La scène qui me vient en cet instant s’est probablement répétée à plusieurs reprises. Un début d’après-midi, après le repas. La chaleur cogne aux volets clos de la bâtisse. A l’intérieur c’est la pénombre, le souffle ample de la sieste dans les fauteuils du salon. Dehors dans le jardin, en contrebas de la grande terrasse, joue un enfant solitaire. Il se tient à côté de la source, à l’ombre du lilas des indes aux drôles d’efflorescences roses. Son jeu se résume à une observation attentive. Il scrute les mousses et les minuscules crevettes du ruisseau, les lézards qui progressent le long du muret par saccades furtives, les rosiers en apparence immobiles. Personne ne le surveille. Il n’est plus sous le joug d’aucune vigilance et, en échappant ainsi à l’attention de tous, il peut enfin être présent à tout. C’est alors qu’un son entre en scène. Au départ lointain, ténu, mais qui s’amplifie peu à peu. Un son continu, ronronnement régulier, un peu rauque, qui soudain confère une autre tonalité au monde. L’enfant s’interrompt. Son regard n’est plus dirigé vers les petites choses qui l’entourent car l’espace s’est élargi et il est dépassé. La vie est trop vaste, vaste, vaste et la gravité l’envahit. Passé, présent, avenir se condensent jusqu’au vertige dans le passage de ce son qui vient de très loin et s’enfonce en lui très profondément, entre le réel et les rêves, emportant toute l’existence dans son sillage. C’est le moteur d’un avion, ou d’un tracteur. Lentement il s’éloigne, s’estompe dans l’azur et laisse l’enfant dans une solitude cette fois bien plus grande. Pendant quelques minutes, plus rien ne lui semble totalement familier. Et pourtant tout est tranquille et il ne ressent aucune angoisse ni douleur. Même s’il n’en a pas conscience, dorénavant il porte en lui tout ce qui est absent, tout ce qui est parti, tout ce qui est ailleurs ou n’est plus, ainsi que les peines, les joies, les regrets et les espoirs fragiles qui ont cours dans l’immensité. Son enfance est désormais vieille comme le monde et sa vie est trop vaste, vaste, vaste.

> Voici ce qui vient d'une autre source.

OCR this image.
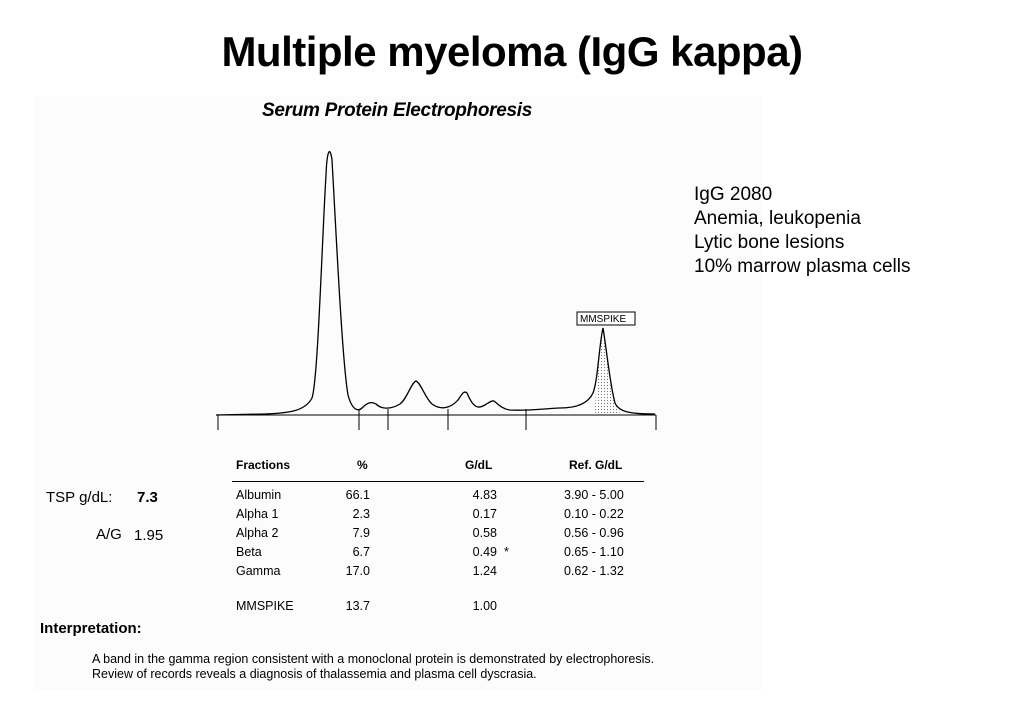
Multiple myeloma (IgG kappa)
Serum Protein Electrophoresis
MMSPIKE
IgG 2080
Anemia, leukopenia
Lytic bone lesions
10% marrow plasma cells
TSP g/dL: 7.3
A/G 1.95
Fractions	%	G/dL	Ref. G/dL
Albumin	66.1	4.83	3.90 - 5.00
Alpha 1	2.3	0.17	0.10 - 0.22
Alpha 2	7.9	0.58	0.56 - 0.96
Beta	6.7	0.49 *	0.65 - 1.10
Gamma	17.0	1.24	0.62 - 1.32
MMSPIKE	13.7	1.00
Interpretation:
A band in the gamma region consistent with a monoclonal protein is demonstrated by electrophoresis.
Review of records reveals a diagnosis of thalassemia and plasma cell dyscrasia.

L’enfant qui a l’air de tout porter. Danielle Collobert a donné ce titre à un court texte à la fois étrange et terrible. C’est surtout ce titre qui m’est resté. L’enfant qui a l’air de tout porter. Il résonne en moi depuis lors, faisant écho à cette scène d’enfance, à ce son. Et ici dans l’église du Gesù, alors que Kali Malone interprète ses compositions sur le grand orgue de 1864, parfois accompagnée par Stephen O’Malley, je retrouve dans ces harmoniques longuement tenues, étirées à satiété, cette gravité et cette beauté si bouleversantes. C’est une liturgie séculière où sont narrées des histoires sans âge, indicibles. Depuis la tribune éclairée où la verticalité des tourelles monumentales est une exhortation à l’élévation, la musique s’élance dans la pénombre pour emplir tout l’espace de son souffle et de son flux. La simplicité des motifs amène à littéralement plonger dans toute la complexité sonore, à en être traversé jusqu’à perdre les repères du réel et le fil du temps. Enchaînées, les compositions forment des cycles qui imprègnent avec lenteur la conscience comme l’inconscient. Dans cet état d’étourdissement, entre veille et sommeil, des souvenirs arrivent par vagues contre les paupières closes. Le vécu s’entremêle à ce qui aurait pu être, au non advenu. Des basses orageuses, omineuses, se résolvent d’un coup en éclatante lumière. Des harmonies s’épanouissent jusqu’à saturation totale des corps et de l’espace. Pourtant tout est tranquille, je ne ressens ni trouble ni angoisse. Seulement cette gravité omniprésente et sans mesure que laissent entendre les pièces,
car décidément la vie est trop vaste,
vaste,
vaste.
Eglise du Gesù, jeudi 2 octobre 2025, concert de Kali Malone et Stephen O’Malley, Festival Les Orgues, en partenariat avec le GMEA dans le cadre du Festival Riverrun.